Data & Backup Security
Data & Backup Security
The Data & Backup Security category assesses data protection practices and backup configurations - whether sensitive data stores are secured from public access, and whether backups are properly isolated. In a ransomware scenario, viable backups can be the difference between a full recovery and a costly ransom payment. Insurers consider secured, tested backups essential to business resilience.
From the perimeter scan, Inscora evaluates two key areas: whether sensitive data stores are exposed to the internet, and whether there are signs of existing data breaches on the dark web. The remaining aspects of this category - backup encryption, testing frequency, offline storage - are assessed through the cyber insurability assessment questionnaire.
Exposed Data Stores
No Sensitive Data Is Exposed on the Internet
This validation reviews the host's open network ports and identifies whether any of two-dozen common database or caching systems (such as MySQL, PostgreSQL, MongoDB, Redis or Elasticsearch) can be reached directly from the public internet. If one of these stores is detected, the result is flagged as critical. The absence of every store is recorded as informational.

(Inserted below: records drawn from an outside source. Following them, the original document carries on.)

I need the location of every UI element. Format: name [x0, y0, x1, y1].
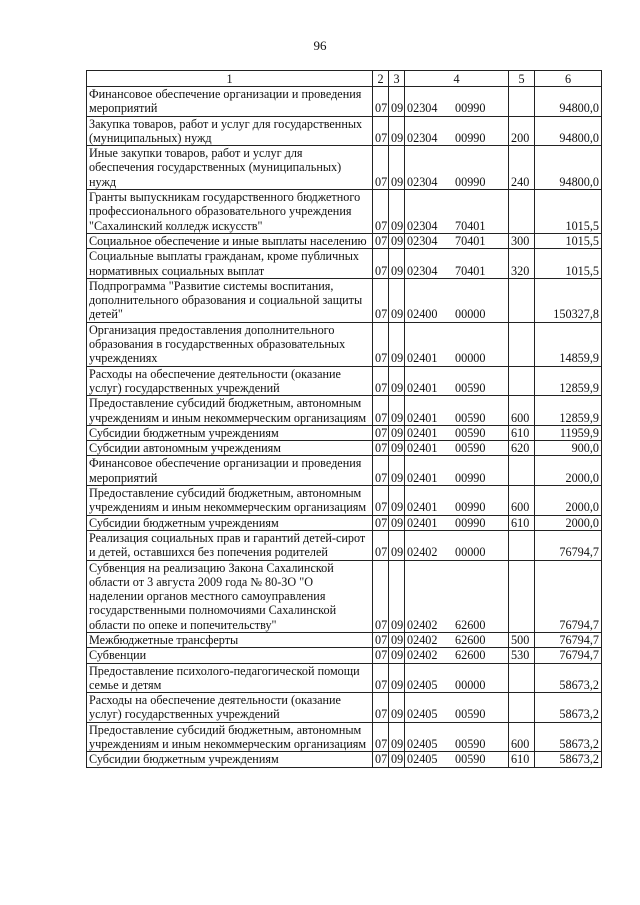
target-code-direction: 00990	[455, 470, 486, 485]
column-header-section: 2	[373, 71, 389, 87]
row-amount: 94800,0	[535, 146, 602, 190]
row-amount: 76794,7	[535, 632, 602, 647]
target-code-program: 02405	[407, 737, 438, 752]
row-name: Расходы на обеспечение деятельности (оказание услуг) государственных учреждений	[87, 693, 373, 723]
row-amount: 12859,9	[535, 366, 602, 396]
target-code-program: 02400	[407, 307, 438, 322]
row-amount: 58673,2	[535, 693, 602, 723]
target-code-program: 02402	[407, 617, 438, 632]
row-expense-type	[509, 87, 535, 117]
target-code-direction: 00590	[455, 752, 486, 767]
target-code-direction: 00990	[455, 130, 486, 145]
row-subsection: 09	[389, 530, 405, 560]
row-target-code	[405, 693, 509, 723]
row-subsection: 09	[389, 233, 405, 248]
row-target-code	[405, 486, 509, 516]
row-section: 07	[373, 486, 389, 516]
row-expense-type	[509, 663, 535, 693]
row-target-code	[405, 456, 509, 486]
table-row	[87, 425, 602, 440]
table-row	[87, 693, 602, 723]
target-code-direction: 62600	[455, 648, 486, 663]
row-name: Финансовое обеспечение организации и проведения мероприятий	[87, 87, 373, 117]
row-expense-type	[509, 366, 535, 396]
row-section: 07	[373, 560, 389, 632]
table-row	[87, 366, 602, 396]
table-row	[87, 190, 602, 234]
row-target-code	[405, 648, 509, 663]
row-section: 07	[373, 425, 389, 440]
column-header-target-code: 4	[405, 71, 509, 87]
table-row	[87, 278, 602, 322]
table-row	[87, 456, 602, 486]
row-amount: 58673,2	[535, 722, 602, 752]
table-row	[87, 560, 602, 632]
header-row	[87, 71, 602, 87]
row-expense-type	[509, 456, 535, 486]
row-name: Финансовое обеспечение организации и проведения мероприятий	[87, 456, 373, 486]
target-code-program: 02304	[407, 233, 438, 248]
row-amount: 900,0	[535, 441, 602, 456]
row-target-code	[405, 530, 509, 560]
target-code-direction: 00590	[455, 425, 486, 440]
row-amount: 94800,0	[535, 116, 602, 146]
row-target-code	[405, 249, 509, 279]
row-section: 07	[373, 752, 389, 767]
row-name: Социальные выплаты гражданам, кроме публичных нормативных социальных выплат	[87, 249, 373, 279]
row-target-code	[405, 722, 509, 752]
row-target-code	[405, 146, 509, 190]
table-row	[87, 441, 602, 456]
row-expense-type: 500	[509, 632, 535, 647]
row-name: Субсидии бюджетным учреждениям	[87, 425, 373, 440]
row-name: Предоставление психолого-педагогической помощи семье и детям	[87, 663, 373, 693]
page-number: 96	[313, 38, 327, 53]
table-row	[87, 486, 602, 516]
row-name: Предоставление субсидий бюджетным, автономным учреждениям и иным некоммерческим организациям	[87, 396, 373, 426]
table-row	[87, 146, 602, 190]
row-name: Межбюджетные трансферты	[87, 632, 373, 647]
row-expense-type	[509, 530, 535, 560]
row-section: 07	[373, 249, 389, 279]
row-expense-type: 600	[509, 486, 535, 516]
row-section: 07	[373, 632, 389, 647]
table-row	[87, 322, 602, 366]
row-name: Реализация социальных прав и гарантий детей-сирот и детей, оставшихся без попечения родителей	[87, 530, 373, 560]
row-target-code	[405, 752, 509, 767]
target-code-direction: 62600	[455, 617, 486, 632]
row-expense-type	[509, 322, 535, 366]
target-code-direction: 62600	[455, 632, 486, 647]
target-code-direction: 00990	[455, 515, 486, 530]
target-code-program: 02401	[407, 470, 438, 485]
row-section: 07	[373, 396, 389, 426]
table-row	[87, 752, 602, 767]
row-subsection: 09	[389, 693, 405, 723]
row-expense-type: 610	[509, 515, 535, 530]
row-expense-type: 620	[509, 441, 535, 456]
target-code-direction: 00000	[455, 351, 486, 366]
row-expense-type	[509, 190, 535, 234]
target-code-direction: 70401	[455, 233, 486, 248]
row-amount: 58673,2	[535, 752, 602, 767]
row-expense-type: 300	[509, 233, 535, 248]
row-expense-type: 610	[509, 425, 535, 440]
table-row	[87, 722, 602, 752]
row-target-code	[405, 425, 509, 440]
row-target-code	[405, 116, 509, 146]
row-section: 07	[373, 663, 389, 693]
target-code-program: 02304	[407, 130, 438, 145]
row-subsection: 09	[389, 722, 405, 752]
row-name: Расходы на обеспечение деятельности (оказание услуг) государственных учреждений	[87, 366, 373, 396]
target-code-direction: 00590	[455, 380, 486, 395]
target-code-program: 02405	[407, 707, 438, 722]
target-code-program: 02304	[407, 101, 438, 116]
row-subsection: 09	[389, 560, 405, 632]
row-subsection: 09	[389, 425, 405, 440]
row-subsection: 09	[389, 87, 405, 117]
table-row	[87, 663, 602, 693]
row-expense-type	[509, 278, 535, 322]
table-row	[87, 249, 602, 279]
target-code-direction: 00590	[455, 441, 486, 456]
row-subsection: 09	[389, 190, 405, 234]
row-subsection: 09	[389, 322, 405, 366]
row-expense-type: 200	[509, 116, 535, 146]
row-subsection: 09	[389, 515, 405, 530]
row-target-code	[405, 663, 509, 693]
row-target-code	[405, 515, 509, 530]
target-code-direction: 00590	[455, 410, 486, 425]
row-amount: 76794,7	[535, 560, 602, 632]
row-name: Предоставление субсидий бюджетным, автономным учреждениям и иным некоммерческим организациям	[87, 486, 373, 516]
target-code-program: 02402	[407, 648, 438, 663]
target-code-direction: 00990	[455, 500, 486, 515]
row-name: Подпрограмма "Развитие системы воспитания, дополнительного образования и социальной защиты детей"	[87, 278, 373, 322]
row-section: 07	[373, 648, 389, 663]
table-row	[87, 530, 602, 560]
row-section: 07	[373, 515, 389, 530]
target-code-direction: 70401	[455, 218, 486, 233]
target-code-program: 02405	[407, 752, 438, 767]
row-expense-type	[509, 693, 535, 723]
column-header-expense-type: 5	[509, 71, 535, 87]
row-section: 07	[373, 441, 389, 456]
target-code-program: 02401	[407, 515, 438, 530]
row-name: Субсидии автономным учреждениям	[87, 441, 373, 456]
row-expense-type: 530	[509, 648, 535, 663]
target-code-direction: 00590	[455, 737, 486, 752]
row-expense-type: 240	[509, 146, 535, 190]
target-code-direction: 00000	[455, 677, 486, 692]
target-code-direction: 00990	[455, 101, 486, 116]
row-amount: 76794,7	[535, 648, 602, 663]
row-target-code	[405, 366, 509, 396]
row-amount: 1015,5	[535, 233, 602, 248]
row-name: Организация предоставления дополнительного образования в государственных образовательных учреждениях	[87, 322, 373, 366]
row-subsection: 09	[389, 632, 405, 647]
target-code-direction: 00590	[455, 707, 486, 722]
column-header-amount: 6	[535, 71, 602, 87]
row-section: 07	[373, 190, 389, 234]
row-subsection: 09	[389, 249, 405, 279]
row-expense-type: 600	[509, 722, 535, 752]
target-code-direction: 00990	[455, 174, 486, 189]
row-amount: 2000,0	[535, 515, 602, 530]
row-expense-type: 600	[509, 396, 535, 426]
target-code-direction: 00000	[455, 307, 486, 322]
row-target-code	[405, 190, 509, 234]
row-section: 07	[373, 693, 389, 723]
row-subsection: 09	[389, 663, 405, 693]
row-target-code	[405, 632, 509, 647]
row-section: 07	[373, 722, 389, 752]
row-section: 07	[373, 233, 389, 248]
table-row	[87, 648, 602, 663]
target-code-program: 02401	[407, 500, 438, 515]
table-row	[87, 632, 602, 647]
row-subsection: 09	[389, 486, 405, 516]
table-row	[87, 87, 602, 117]
row-subsection: 09	[389, 396, 405, 426]
target-code-program: 02304	[407, 263, 438, 278]
table-body	[87, 87, 602, 768]
target-code-program: 02402	[407, 545, 438, 560]
row-target-code	[405, 396, 509, 426]
row-expense-type: 320	[509, 249, 535, 279]
row-name: Субвенции	[87, 648, 373, 663]
row-target-code	[405, 560, 509, 632]
row-target-code	[405, 441, 509, 456]
row-target-code	[405, 87, 509, 117]
row-subsection: 09	[389, 441, 405, 456]
row-amount: 94800,0	[535, 87, 602, 117]
target-code-program: 02401	[407, 425, 438, 440]
row-name: Социальное обеспечение и иные выплаты населению	[87, 233, 373, 248]
row-name: Закупка товаров, работ и услуг для государственных (муниципальных) нужд	[87, 116, 373, 146]
row-name: Предоставление субсидий бюджетным, автономным учреждениям и иным некоммерческим организациям	[87, 722, 373, 752]
row-name: Субвенция на реализацию Закона Сахалинской области от 3 августа 2009 года № 80-ЗО "О наделении органов местного самоуправления государственными полномочиями Сахалинской области по опеке и попечительству"	[87, 560, 373, 632]
row-subsection: 09	[389, 116, 405, 146]
row-section: 07	[373, 116, 389, 146]
table-row	[87, 396, 602, 426]
row-amount: 58673,2	[535, 663, 602, 693]
budget-table	[86, 70, 602, 768]
row-target-code	[405, 278, 509, 322]
target-code-program: 02402	[407, 632, 438, 647]
target-code-direction: 70401	[455, 263, 486, 278]
row-amount: 12859,9	[535, 396, 602, 426]
row-expense-type	[509, 560, 535, 632]
target-code-program: 02405	[407, 677, 438, 692]
row-section: 07	[373, 322, 389, 366]
row-subsection: 09	[389, 146, 405, 190]
row-section: 07	[373, 87, 389, 117]
column-header-name: 1	[87, 71, 373, 87]
table-row	[87, 233, 602, 248]
target-code-program: 02401	[407, 351, 438, 366]
row-expense-type: 610	[509, 752, 535, 767]
target-code-program: 02304	[407, 174, 438, 189]
row-section: 07	[373, 366, 389, 396]
row-amount: 11959,9	[535, 425, 602, 440]
row-subsection: 09	[389, 278, 405, 322]
row-subsection: 09	[389, 366, 405, 396]
row-amount: 2000,0	[535, 456, 602, 486]
row-amount: 14859,9	[535, 322, 602, 366]
target-code-program: 02401	[407, 441, 438, 456]
row-name: Субсидии бюджетным учреждениям	[87, 752, 373, 767]
row-amount: 2000,0	[535, 486, 602, 516]
row-name: Субсидии бюджетным учреждениям	[87, 515, 373, 530]
column-header-subsection: 3	[389, 71, 405, 87]
row-amount: 150327,8	[535, 278, 602, 322]
row-subsection: 09	[389, 752, 405, 767]
target-code-direction: 00000	[455, 545, 486, 560]
target-code-program: 02304	[407, 218, 438, 233]
row-amount: 1015,5	[535, 190, 602, 234]
row-subsection: 09	[389, 648, 405, 663]
table-row	[87, 116, 602, 146]
row-amount: 76794,7	[535, 530, 602, 560]
row-section: 07	[373, 456, 389, 486]
row-section: 07	[373, 146, 389, 190]
target-code-program: 02401	[407, 410, 438, 425]
row-subsection: 09	[389, 456, 405, 486]
row-target-code	[405, 233, 509, 248]
target-code-program: 02401	[407, 380, 438, 395]
table-row	[87, 515, 602, 530]
row-section: 07	[373, 278, 389, 322]
row-name: Гранты выпускникам государственного бюджетного профессионального образовательного учреждения "Сахалинский колледж искусств"	[87, 190, 373, 234]
row-amount: 1015,5	[535, 249, 602, 279]
row-section: 07	[373, 530, 389, 560]
row-name: Иные закупки товаров, работ и услуг для обеспечения государственных (муниципальных) нужд	[87, 146, 373, 190]
row-target-code	[405, 322, 509, 366]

Why this matters for insurability
Because these technologies usually hold customer records, credentials or other confidential material, leaving them publicly reachable gives anyone on the internet a chance to guess passwords, exploit software flaws or even read and delete data, which can lead to data breaches, service outages, regulatory penalties and ransom demands. Knowing whether a company has such exposures helps an insurer quantify the likelihood and potential impact of a privacy or business-interruption claim when setting cyber coverage terms.
Dark Web Exposure
No Data Breach Indicators Were Detected on the Dark Web
This validation checks whether the organisation's domain appears in dark-web or criminal online sources that trade in stolen data. It monitors for signs such as leaked payment information, exposed user credentials, ransomware-related disclosures and malware logs from infected devices. By searching those channels and rating any matches it finds, it reports either that no evidence of exposure was detected or assigns a severity that reflects how complete and damaging the discovered information could be.
Why this matters for insurability
The presence of company-specific data in underground venues indicates that confidential information or access details have already been compromised, increasing the chance of fraud, unauthorised entry, regulatory penalties and subsequent financial loss. An insurer needs to know whether such indicators exist because they reveal the likelihood and potential scale of a claim arising from an active or impending breach, allowing more accurate evaluation of the organisation's security posture and the pricing or terms of a cyber-insurance policy.
Note: Perimeter scan vs. full assessment
The perimeter scan can detect exposed databases and dark web indicators, but the full Data & Backup Security score also depends on the client's answers to the cyber insurability assessment - covering backup frequency, encryption, offline/air-gapped storage, and regular restoration testing. Completing the assessment builds the complete picture.
Tip: Use Explain to understand any validation
For any question about what a scan result means, how it affects insurability, or what to do about it, use the Explain button directly on that validation. The briefing is generated from your client's actual data and covers the technical meaning, insurability impact, real-world incident references, step-by-step remediation, and how your own services connect to the solution.